K2 or Spice products are emerging drugs of abuse that contain synthetic cannabinoids (SCBs). Although assumed by many teens and first time drug users to be a "safe" and "legal" alternative to marijuana, many recent reports indicate that SCBs present in K2 produce toxicity not associated with the primary psychoactive component of marijuana, ∆(9)-tetrahydrocannabinol (Δ(9)-THC). This mini-review will summarize recent evidence that use of K2 products poses greater health risks relative to marijuana, and suggest that distinct pharmacological properties and metabolism of SCBs relative to Δ(9)-THC may contribute to the observed toxicity. Studies reviewed will indicate that in contrast to partial agonist properties of Δ(9)-THC typically observed in vitro, SCBs in K2 products act as full cannabinoid receptor type 1 (CB1R) and type 2 (CB2R) agonists in both cellular assays and animal studies. Furthermore, unlike Δ(9)-THC metabolism, several SCB metabolites retain high affinity for, and exhibit a range of intrinsic activities at, CB1 and CB2Rs. Finally, several reports indicate that although quasi-legal SCBs initially evaded detection and legal consequences, these presumed "advantages" have been limited by new legislation and development of product and human testing capabilities. Collectively, evidence reported in this mini-review suggests that K2 products are neither safe nor legal alternatives to marijuana.

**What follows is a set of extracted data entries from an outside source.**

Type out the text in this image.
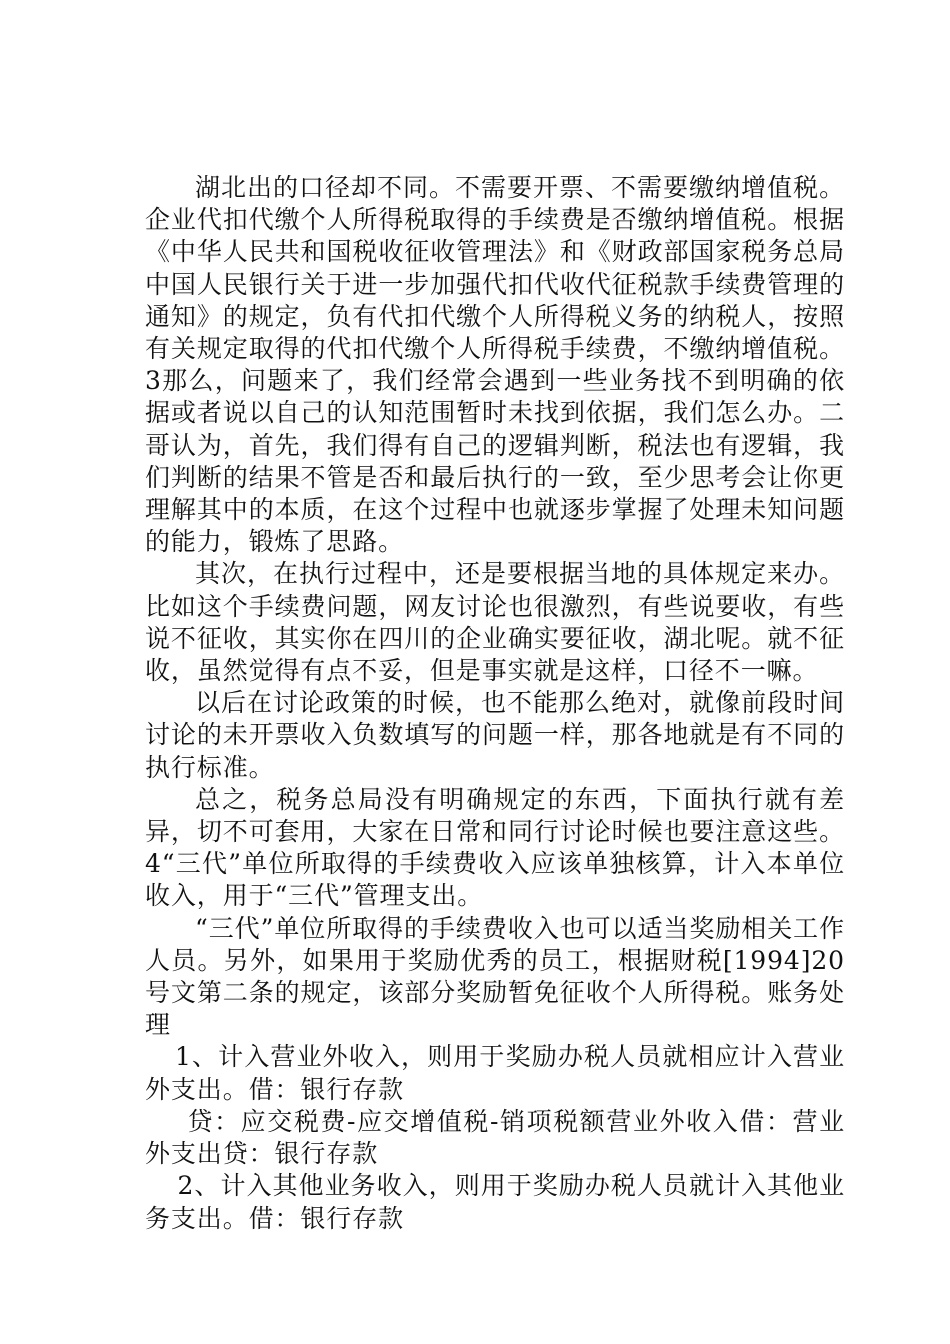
湖北出的口径却不同。不需要开票、不需要缴纳增值税。企业代扣代缴个人所得税取得的手续费是否缴纳增值税。根据《中华人民共和国税收征收管理法》和《财政部国家税务总局中国人民银行关于进一步加强代扣代收代征税款手续费管理的通知》的规定，负有代扣代缴个人所得税义务的纳税人，按照有关规定取得的代扣代缴个人所得税手续费，不缴纳增值税。3那么，问题来了，我们经常会遇到一些业务找不到明确的依据或者说以自己的认知范围暂时未找到依据，我们怎么办。二哥认为，首先，我们得有自己的逻辑判断，税法也有逻辑，我们判断的结果不管是否和最后执行的一致，至少思考会让你更理解其中的本质，在这个过程中也就逐步掌握了处理未知问题的能力，锻炼了思路。

其次，在执行过程中，还是要根据当地的具体规定来办。比如这个手续费问题，网友讨论也很激烈，有些说要收，有些说不征收，其实你在四川的企业确实要征收，湖北呢。就不征收，虽然觉得有点不妥，但是事实就是这样，口径不一嘛。

以后在讨论政策的时候，也不能那么绝对，就像前段时间讨论的未开票收入负数填写的问题一样，那各地就是有不同的执行标准。

总之，税务总局没有明确规定的东西，下面执行就有差异，切不可套用，大家在日常和同行讨论时候也要注意这些。4“三代”单位所取得的手续费收入应该单独核算，计入本单位收入，用于“三代”管理支出。

“三代”单位所取得的手续费收入也可以适当奖励相关工作人员。另外，如果用于奖励优秀的员工，根据财税[1994]20号文第二条的规定，该部分奖励暂免征收个人所得税。账务处理

1、计入营业外收入，则用于奖励办税人员就相应计入营业外支出。借：银行存款

贷：应交税费-应交增值税-销项税额营业外收入借：营业外支出贷：银行存款

2、计入其他业务收入，则用于奖励办税人员就计入其他业务支出。借：银行存款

Instead, enhanced toxicity of K2 products relative to marijuana, perhaps resulting from the combined actions of a complex mixture of different SCBs present and their active metabolites that retain high affinity for CB1 and CB2Rs, highlights the inherent danger that may accompany use of these substances.

Keywords: CB1 receptors; CB2 receptors; Drug abuse; Drug metabolism; K2/Spice; Synthetic cannabis; ∆(9)-Tetrahydrocannabinol.

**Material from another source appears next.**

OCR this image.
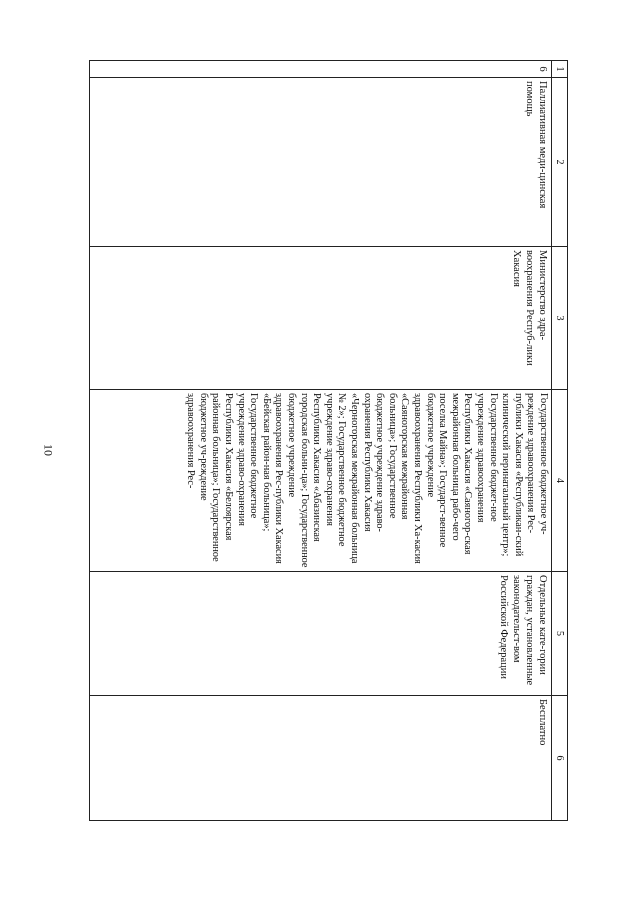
10
1	2	3	4	5	6
6	Паллиативная меди-цинская помощь	Министерство здра-воохранения Респуб-лики Хакасия	Государственное бюджетное уч-реждение здравоохранения Рес-публики Хакасия «Республикан-ский клинический перинатальный центр»; Государственное бюджет-ное учреждение здравоохранения Республики Хакасия «Саяногор-ская межрайонная больница рабо-чего поселка Майна»; Государст-венное бюджетное учреждение здравоохранения Республики Ха-касия «Саяногорская межрайонная больница»; Государственное бюджетное учреждение здраво-охранения Республики Хакасия «Черногорская межрайонная больница № 2»; Государственное бюджетное учреждение здраво-охранения Республики Хакасия «Абазинская городская больни-ца»; Государственное бюджетное учреждение здравоохранения Рес-публики Хакасия «Бейская район-ная больница»; Государственное бюджетное учреждение здраво-охранения Республики Хакасия «Белоярская районная больница»; Государственное бюджетное уч-реждение здравоохранения Рес-	Отдельные кате-гории граждан, установленные законодательст-вом Российской Федерации	Бесплатно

Conflict of interest statement

Conflict of Interest Statement:

The authors declare that they have no financial or personal conflicts of interest that influenced, or could be perceived to have influenced, this work.

Figures

Figure 1
Figure 1. Structures of representative SCBs commonly found in K2 products
Synthetic cannabinoids are derived from diverse structural groups, including classical cannabinoids (Δ9-THC), cyclohexylphenols (CP-47,497), naphthoylindoles (JWH-018), naphthylmethylindoles (JWH-175), naphthylmethylindenes (JWH-176), benzoylindoles (RCS-4), phenylacetylindoles (JWH-250), adamantoylindoles (AKB48), and tetramethylcyclopropylindoles (UR-144).
Figure 2
Figure 2. Comparison of the in vivo and in vitro efficacy for SCBs and Δ9-THC
Panel A: CP-55,940, JWH-073 and the M1-metabolite of JWH-073 activate G-proteins with greater efficacy than Δ9-THC. Originally published in PLoS One, 6:e21917, 2011 (Brents et al., 2011). Copyright permission granted by PLoS One open access license. Panel B: CP-55,940, JWH-018 and the M1-metabolite of JWH-018 activate G-proteins more potently and efficaciously than Δ9-THC. Originally published in Biochemical Pharmacology, 83:952, 2012 (Brents et al., 2012). Copyright permission granted by Elsevier. Panel C: JWH-018 and the M1-metabolite of JWH-018 produce greater levels of hypothermia than Δ9-THC. Originally published in Biochemical Pharmacology, 83:952, 2012 (Brents et al., 2012). Copyright permission granted by Elsevier.
Figure 3
Figure 3. In vivo and in vitro interactions between JWH-018 and JWH-073
Co- administration of JWH-018 and JWH-073 results in synergistic interactions for Δ9-THC drug discrimination (Panel A), analgesia (Panel B) and displacement of radioligand from CB1 receptors (Panel C). Data presented in all panels were originally published in the Journal of Pharmacology and Experimental Therapeutics, 346:350, 2012 (Brents et al., 2013). Copyright permission granted by ASPET.
Figure 4
Figure 4. Summary of known metabolism, excretion and downstream cellular signaling activity of JWH-018 and AM2201, two popular SCBs found in K2 products
“+” indicates agonism, “−” indicates antagonism, “X” indicates no binding affinity, “?” indicates not known.